I’m running rPi 4 8GB with SSD. Both are powered by separate/dedicated power supplies.
I’m a bit behind in regard of HAOS. It’s v6.6 probably causing all components/extensions to show an inability to show their logs. I’m reluctant to update because the system is configured to boot from the SSH. But maybe today it wouldn’t not be a problem.
I’ve been using this setup for about 4 years without any hiccups.
Since I updated HA to 2024.7 I started encountering various serious instability issues. At that time I also started using the Modbus integration.

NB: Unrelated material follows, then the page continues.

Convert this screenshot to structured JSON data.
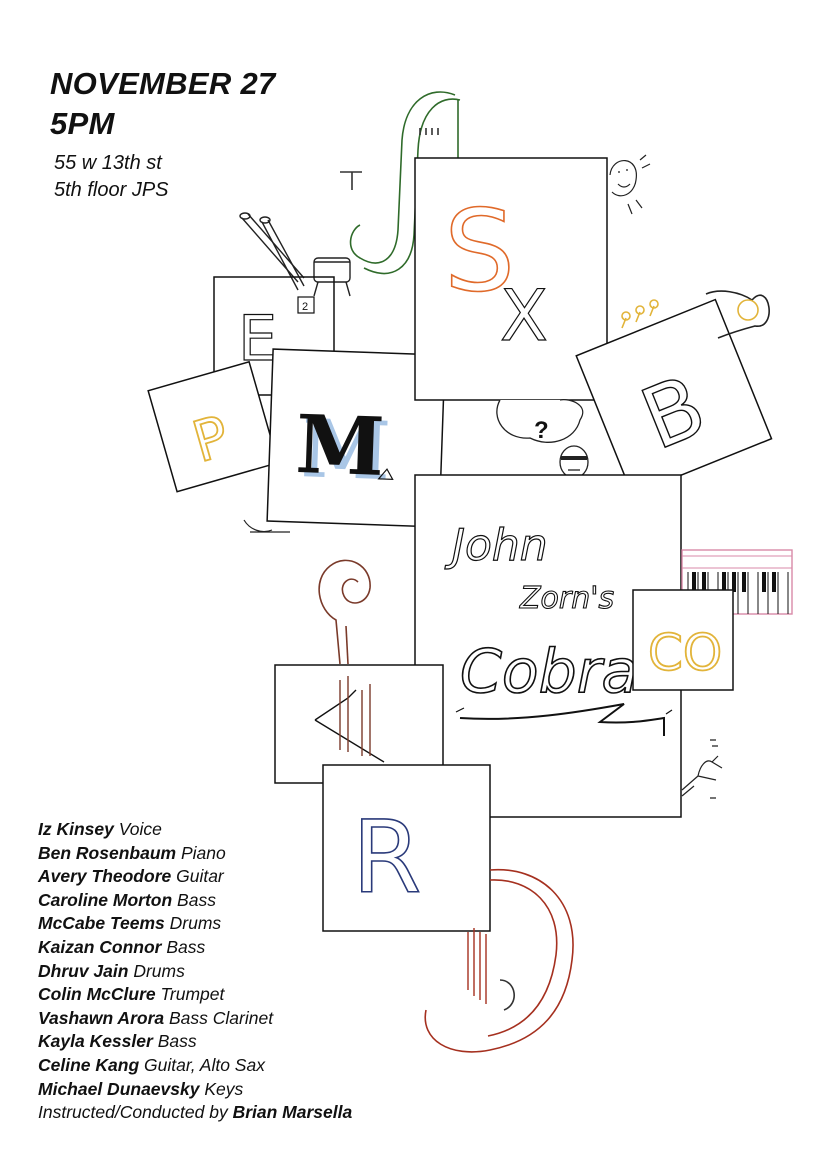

Then updated to the latest 2024.8.
The issues are as follows
- crashing sqlite database
- sudden CPU temp ramp-up causing system to slow down and then HA crash/restart
- Glances show critical CPU_IOWAIT as well as 100% memory and swap usage but not near the time the HA crashed
I have serious problems identifying the root cause.
I pulled SSD from HA to check its health. Connected to PC, the S.M.A.R.T confirms the disk is healthy (85%).

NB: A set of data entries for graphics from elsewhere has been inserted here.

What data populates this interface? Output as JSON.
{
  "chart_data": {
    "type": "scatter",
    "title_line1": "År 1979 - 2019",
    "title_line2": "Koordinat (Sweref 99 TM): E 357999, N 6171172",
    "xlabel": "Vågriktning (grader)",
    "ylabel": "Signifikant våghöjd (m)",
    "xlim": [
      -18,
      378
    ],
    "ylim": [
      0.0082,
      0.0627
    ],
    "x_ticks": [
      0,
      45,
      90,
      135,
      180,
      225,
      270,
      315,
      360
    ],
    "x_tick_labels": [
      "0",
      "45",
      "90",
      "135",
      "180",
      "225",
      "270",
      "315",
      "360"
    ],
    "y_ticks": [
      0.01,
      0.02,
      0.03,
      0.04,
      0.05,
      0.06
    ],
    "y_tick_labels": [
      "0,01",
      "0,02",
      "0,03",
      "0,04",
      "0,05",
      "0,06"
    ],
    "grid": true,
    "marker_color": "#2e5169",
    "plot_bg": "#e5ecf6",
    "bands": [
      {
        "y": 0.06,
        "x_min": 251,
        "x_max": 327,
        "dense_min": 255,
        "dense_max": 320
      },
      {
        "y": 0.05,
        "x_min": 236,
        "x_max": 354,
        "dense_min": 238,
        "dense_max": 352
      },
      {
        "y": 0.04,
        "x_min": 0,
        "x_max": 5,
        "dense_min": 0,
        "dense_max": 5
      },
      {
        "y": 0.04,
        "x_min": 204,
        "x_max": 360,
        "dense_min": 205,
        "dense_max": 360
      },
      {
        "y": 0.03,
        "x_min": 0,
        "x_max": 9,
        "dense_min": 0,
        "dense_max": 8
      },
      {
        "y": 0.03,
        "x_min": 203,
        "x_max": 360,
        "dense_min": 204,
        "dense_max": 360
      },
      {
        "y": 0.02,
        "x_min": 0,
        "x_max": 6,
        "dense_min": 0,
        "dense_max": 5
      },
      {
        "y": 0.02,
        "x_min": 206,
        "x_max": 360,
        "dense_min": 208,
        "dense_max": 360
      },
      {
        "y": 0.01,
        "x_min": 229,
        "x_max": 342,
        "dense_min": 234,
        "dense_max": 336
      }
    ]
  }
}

I found nothing specific in logs except mentioned Glances errors.
I’ve read about several recorder problems introduced in 2024.7 but found nothing similar to what I experience.
Recently I installed LTSS and TimescaleDB to workaround loosing long-term data. What is strange, that if the situation occurs, LTSS extension stops sending data to the postgres. The latter reports no errors, just the data are missing from DB. Since I know pg pretty well, I know they cannot be lost. So it looks like if the situation occurs, it breaks LTSS or its ability to collect data from HA. Only HA restart helps. It’s even more interesting since LTSS is a custom component so it integrates directly with the recorder.
Today the issue caused homeassistant
and hassio_observer
to restart as well as stop Z2M.
Is there any way to monitor docker containers performance from within HA?
How to cope with this issue?
BTW sudden stability of various metrics after the restart is more than interesting.